The Oram Nincehelser House is a historic residence in the village of Mechanicsburg, Ohio, United States. Built for a nineteenth-century local doctor, it has been named a historic site because of its distinctive architecture.

==Oram Nincehelser==
Born in Pennsylvania, John Nincehelser married the former Hannah Longabough, and after moving from state to state for a number of years, the Nincehelsers settled in Wayne Township in Champaign County, Ohio, near the community of Cable. Four children were born to their union, of which the youngest who survived to adulthood was their son Oram A. Nicehelser. The family were members of the Methodist Episcopal Church. In adulthood, Oram became a physician, opening a practice in 1887 and continuing for more than thirty years; during his first six years, he engaged in partnership with a neighbor, Dr. J.H. Clark, but they later operated separate practices. Nincehelser was active in the local Masonic organizations; he was an officer for one of Mechanicsburg's two Masonic lodges, and he was a member of a Scottish Rite 32° club.

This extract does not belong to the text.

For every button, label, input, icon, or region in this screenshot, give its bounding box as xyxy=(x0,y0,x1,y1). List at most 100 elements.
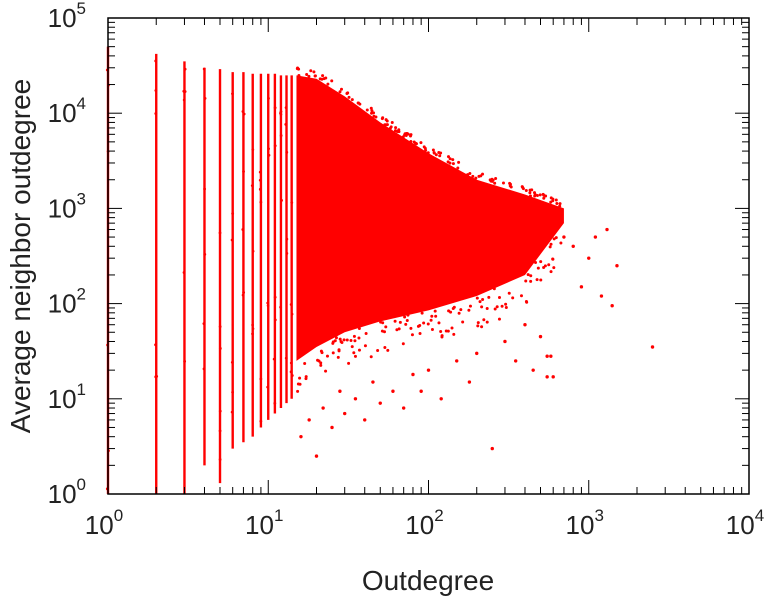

By the 1890s, Nincehelser's practice had made him a wealthy man; Mechanicsburg's growth was attracting many professionals, and he was one of at least three physicians active in the community. Accordingly, after marrying a woman from New York City, he arranged for the construction of a large Queen Anne-style house on Main Street just north of downtown Mechanicsburg. The magnificent new residence was built primarily to impress his new bride, but the couple did not live long in the house: Mrs. Nincehelser deserted her husband after just a few years of marriage. In later years, the original meeting hall of Mechanicsburg's Odd Fellows lodge burned, and Nincehelser sold his home to them in 1931; he had lived alone in the house since his wife left him.

==Architecture==
The Nincehelser House is a large residence built primarily in the Queen Anne style, but it includes other stylistic elements, such as a main entrance recessed from the facade, stained glass windows, and a Palladian window. Built of brick with assorted stone elements, the house rests on a stone foundation and is covered with a slate roof. Uniformity is absent from the design; the primarily hipped roof of the two-and-a-half-story residence comprises multiple components, the overall floor plan is asymmetrical, and the windows are of diverse shapes and sizes.

==Preservation==
In 1985, the Oram Nincehelser House was listed on the National Register of Historic Places, qualifying both because of its architecture and because of its place as the home of a prominent local citizen. It was one of numerous Mechanicsburg properties (largely houses) listed on the National Register at the same time as part of a multiple property submission; a historic district designation had been considered, but it was rejected because the historic properties were scattered among many more non-historic properties. Among the other newly designated properties were the John H. Clark House and the Demand-Gest House, homes of Nincehelser's medical colleagues located in the same block of North Main.